Third, I’m not sold on the green “bike boxes.” I’ve seen them painted on the street – but I was baffled by them. This morning I visited your website and read about how they are intended to be used… and now it makes more sense to me. BUT – they are not intuitive and without “education,” I think they are likely to not be effectively used by casual cyclists.
It seems to me… there are three basic types of transportation cyclists.
The first group is the everyday/experienced type… I’m one of those. Wherever a dedicated bike infrastructure is provided, I will gladly use it, but I’m comfortable mingling with traffic… and I’ve done it enough that I rarely have any problem. I know traffic laws and try to follow them. I ride predictably, visibly, and defensively.

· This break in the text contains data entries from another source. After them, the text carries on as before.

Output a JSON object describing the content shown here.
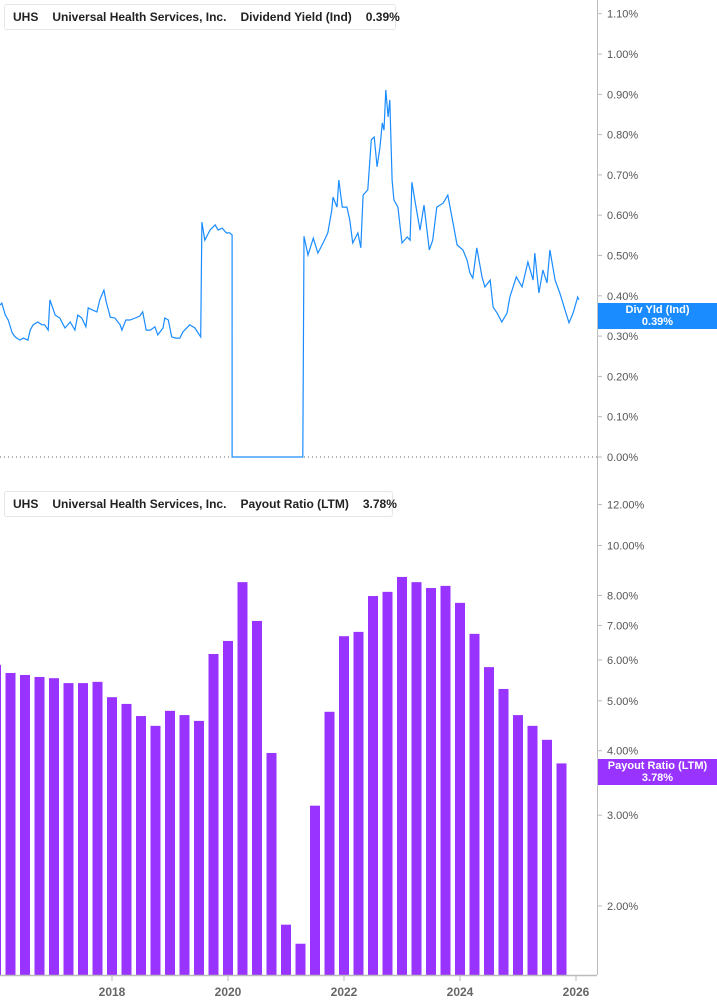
{
  "colors": {
    "dividend_yield": "#1a8cff",
    "payout_ratio": "#9933ff",
    "axis": "#bbbbbb"
  },
  "top_legend": {
    "ticker": "UHS",
    "company": "Universal Health Services, Inc.",
    "metric": "Dividend Yield (Ind)",
    "value": "0.39%"
  },
  "bottom_legend": {
    "ticker": "UHS",
    "company": "Universal Health Services, Inc.",
    "metric": "Payout Ratio (LTM)",
    "value": "3.78%"
  },
  "top_badge": {
    "label": "Div Yld (Ind)",
    "value": "0.39%"
  },
  "bottom_badge": {
    "label": "Payout Ratio (LTM)",
    "value": "3.78%"
  },
  "chart_data": [
    {
      "type": "line",
      "series": [
        {
          "name": "Dividend Yield (Ind)",
          "points": [
            [
              2016.07,
              0.377
            ],
            [
              2016.1,
              0.382
            ],
            [
              2016.16,
              0.352
            ],
            [
              2016.21,
              0.34
            ],
            [
              2016.28,
              0.308
            ],
            [
              2016.33,
              0.298
            ],
            [
              2016.41,
              0.29
            ],
            [
              2016.47,
              0.295
            ],
            [
              2016.55,
              0.29
            ],
            [
              2016.59,
              0.315
            ],
            [
              2016.64,
              0.328
            ],
            [
              2016.72,
              0.335
            ],
            [
              2016.79,
              0.328
            ],
            [
              2016.84,
              0.328
            ],
            [
              2016.9,
              0.315
            ],
            [
              2016.93,
              0.39
            ],
            [
              2017.02,
              0.352
            ],
            [
              2017.1,
              0.345
            ],
            [
              2017.16,
              0.328
            ],
            [
              2017.19,
              0.32
            ],
            [
              2017.28,
              0.335
            ],
            [
              2017.36,
              0.315
            ],
            [
              2017.41,
              0.352
            ],
            [
              2017.48,
              0.345
            ],
            [
              2017.55,
              0.323
            ],
            [
              2017.59,
              0.37
            ],
            [
              2017.66,
              0.365
            ],
            [
              2017.74,
              0.36
            ],
            [
              2017.79,
              0.39
            ],
            [
              2017.86,
              0.414
            ],
            [
              2017.9,
              0.385
            ],
            [
              2017.97,
              0.347
            ],
            [
              2018.05,
              0.345
            ],
            [
              2018.14,
              0.328
            ],
            [
              2018.17,
              0.315
            ],
            [
              2018.24,
              0.34
            ],
            [
              2018.31,
              0.34
            ],
            [
              2018.4,
              0.345
            ],
            [
              2018.48,
              0.35
            ],
            [
              2018.53,
              0.36
            ],
            [
              2018.59,
              0.315
            ],
            [
              2018.66,
              0.315
            ],
            [
              2018.74,
              0.323
            ],
            [
              2018.79,
              0.303
            ],
            [
              2018.88,
              0.32
            ],
            [
              2018.91,
              0.345
            ],
            [
              2018.97,
              0.34
            ],
            [
              2019.03,
              0.298
            ],
            [
              2019.1,
              0.295
            ],
            [
              2019.17,
              0.295
            ],
            [
              2019.22,
              0.31
            ],
            [
              2019.34,
              0.328
            ],
            [
              2019.43,
              0.32
            ],
            [
              2019.53,
              0.298
            ],
            [
              2019.55,
              0.583
            ],
            [
              2019.6,
              0.538
            ],
            [
              2019.69,
              0.563
            ],
            [
              2019.78,
              0.576
            ],
            [
              2019.83,
              0.563
            ],
            [
              2019.9,
              0.568
            ],
            [
              2019.97,
              0.556
            ],
            [
              2020.03,
              0.556
            ],
            [
              2020.07,
              0.551
            ],
            [
              2020.071,
              0.0
            ],
            [
              2021.29,
              0.0
            ],
            [
              2021.31,
              0.548
            ],
            [
              2021.38,
              0.501
            ],
            [
              2021.47,
              0.543
            ],
            [
              2021.55,
              0.506
            ],
            [
              2021.64,
              0.531
            ],
            [
              2021.72,
              0.556
            ],
            [
              2021.79,
              0.613
            ],
            [
              2021.81,
              0.645
            ],
            [
              2021.88,
              0.62
            ],
            [
              2021.91,
              0.687
            ],
            [
              2021.97,
              0.62
            ],
            [
              2022.05,
              0.62
            ],
            [
              2022.1,
              0.588
            ],
            [
              2022.15,
              0.531
            ],
            [
              2022.24,
              0.556
            ],
            [
              2022.29,
              0.519
            ],
            [
              2022.33,
              0.65
            ],
            [
              2022.41,
              0.663
            ],
            [
              2022.47,
              0.787
            ],
            [
              2022.52,
              0.794
            ],
            [
              2022.57,
              0.72
            ],
            [
              2022.62,
              0.769
            ],
            [
              2022.66,
              0.829
            ],
            [
              2022.69,
              0.811
            ],
            [
              2022.72,
              0.911
            ],
            [
              2022.76,
              0.844
            ],
            [
              2022.79,
              0.886
            ],
            [
              2022.83,
              0.687
            ],
            [
              2022.86,
              0.638
            ],
            [
              2022.93,
              0.62
            ],
            [
              2023.0,
              0.531
            ],
            [
              2023.09,
              0.546
            ],
            [
              2023.14,
              0.538
            ],
            [
              2023.17,
              0.682
            ],
            [
              2023.22,
              0.638
            ],
            [
              2023.31,
              0.563
            ],
            [
              2023.38,
              0.625
            ],
            [
              2023.47,
              0.514
            ],
            [
              2023.53,
              0.538
            ],
            [
              2023.6,
              0.62
            ],
            [
              2023.71,
              0.63
            ],
            [
              2023.79,
              0.65
            ],
            [
              2023.88,
              0.581
            ],
            [
              2023.95,
              0.526
            ],
            [
              2024.05,
              0.514
            ],
            [
              2024.12,
              0.489
            ],
            [
              2024.17,
              0.457
            ],
            [
              2024.22,
              0.444
            ],
            [
              2024.29,
              0.519
            ],
            [
              2024.38,
              0.447
            ],
            [
              2024.43,
              0.422
            ],
            [
              2024.52,
              0.439
            ],
            [
              2024.57,
              0.372
            ],
            [
              2024.64,
              0.357
            ],
            [
              2024.72,
              0.335
            ],
            [
              2024.81,
              0.357
            ],
            [
              2024.86,
              0.397
            ],
            [
              2024.97,
              0.447
            ],
            [
              2025.07,
              0.422
            ],
            [
              2025.17,
              0.484
            ],
            [
              2025.26,
              0.439
            ],
            [
              2025.29,
              0.506
            ],
            [
              2025.36,
              0.407
            ],
            [
              2025.43,
              0.464
            ],
            [
              2025.5,
              0.432
            ],
            [
              2025.55,
              0.514
            ],
            [
              2025.64,
              0.439
            ],
            [
              2025.72,
              0.407
            ],
            [
              2025.81,
              0.365
            ],
            [
              2025.88,
              0.333
            ],
            [
              2025.95,
              0.357
            ],
            [
              2026.03,
              0.397
            ],
            [
              2026.05,
              0.39
            ]
          ]
        }
      ],
      "y_unit": "%",
      "ylim": [
        0,
        1.1
      ],
      "yticks": [
        "1.10%",
        "1.00%",
        "0.90%",
        "0.80%",
        "0.70%",
        "0.60%",
        "0.50%",
        "0.40%",
        "0.30%",
        "0.20%",
        "0.10%",
        "0.00%"
      ],
      "ytick_values": [
        1.1,
        1.0,
        0.9,
        0.8,
        0.7,
        0.6,
        0.5,
        0.4,
        0.3,
        0.2,
        0.1,
        0.0
      ],
      "grid": false
    },
    {
      "type": "bar",
      "y_scale": "log",
      "series": [
        {
          "name": "Payout Ratio (LTM)",
          "x": [
            2016.0,
            2016.25,
            2016.5,
            2016.75,
            2017.0,
            2017.25,
            2017.5,
            2017.75,
            2018.0,
            2018.25,
            2018.5,
            2018.75,
            2019.0,
            2019.25,
            2019.5,
            2019.75,
            2020.0,
            2020.25,
            2020.5,
            2020.75,
            2021.0,
            2021.25,
            2021.5,
            2021.75,
            2022.0,
            2022.25,
            2022.5,
            2022.75,
            2023.0,
            2023.25,
            2023.5,
            2023.75,
            2024.0,
            2024.25,
            2024.5,
            2024.75,
            2025.0,
            2025.25,
            2025.5,
            2025.75
          ],
          "values": [
            5.87,
            5.66,
            5.61,
            5.56,
            5.53,
            5.41,
            5.41,
            5.44,
            5.08,
            4.93,
            4.67,
            4.47,
            4.78,
            4.69,
            4.57,
            6.16,
            6.53,
            8.49,
            7.14,
            3.96,
            1.84,
            1.69,
            3.13,
            4.76,
            6.67,
            6.8,
            7.98,
            8.13,
            8.69,
            8.49,
            8.27,
            8.35,
            7.74,
            6.74,
            5.81,
            5.27,
            4.69,
            4.47,
            4.2,
            3.78
          ]
        }
      ],
      "y_unit": "%",
      "yticks": [
        "12.00%",
        "10.00%",
        "8.00%",
        "7.00%",
        "6.00%",
        "5.00%",
        "4.00%",
        "3.00%",
        "2.00%"
      ],
      "ytick_values": [
        12,
        10,
        8,
        7,
        6,
        5,
        4,
        3,
        2
      ],
      "xticks": [
        "2018",
        "2020",
        "2022",
        "2024",
        "2026"
      ],
      "xtick_values": [
        2018,
        2020,
        2022,
        2024,
        2026
      ],
      "grid": false
    }
  ]
}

The second group is the “casual” cyclist, who rides now and then, but isn’t really comfortable in traffic. They are the ones you are primarily focused on, with infrastructure… because they’ll just leave the bike in the garage if they don’t have a bike lane. This group also includes families, kids, incompetents, etc. (I’m pretty sure a lot of these people will slowly evolve into the first type, if they gain experience and get comfortable. And that’s a good thing because another reality is… there will NEVER be bike lanes on every street.)
The third group is the “scofflaw” cyclist – the “elites” who ride along Hill Road and think they are too “special” to have to follow traffic laws, etc. It also includes the poorly-educated cyclists who ride against traffic, at night without lights, etc. It also includes the no-hands-on-bars / earphones / handheld-gizmo-in-one-hand IDIOTS who ride along obliviously, as though they have an invisible force field, and expect everybody else on the road to compensate for their incompetence and poor behavior. As far as I’m concerned, you don’t need to do ANYTHING for this group. (Although I wish law enforcement were more vigorous!)
I was enthused when I saw that Boise is #4 among cities in workers riding bikes to work, at 3.7% (US Census). That’s totally amazing and awesome! But we can and should do even better! We have better climate than Portland, Minneapolis, or Madison. And Boise is relatively flat. Let’s move up a couple more notches, over the next 10 years or so!
Thanks for allowing a citizen/cyclist to comment!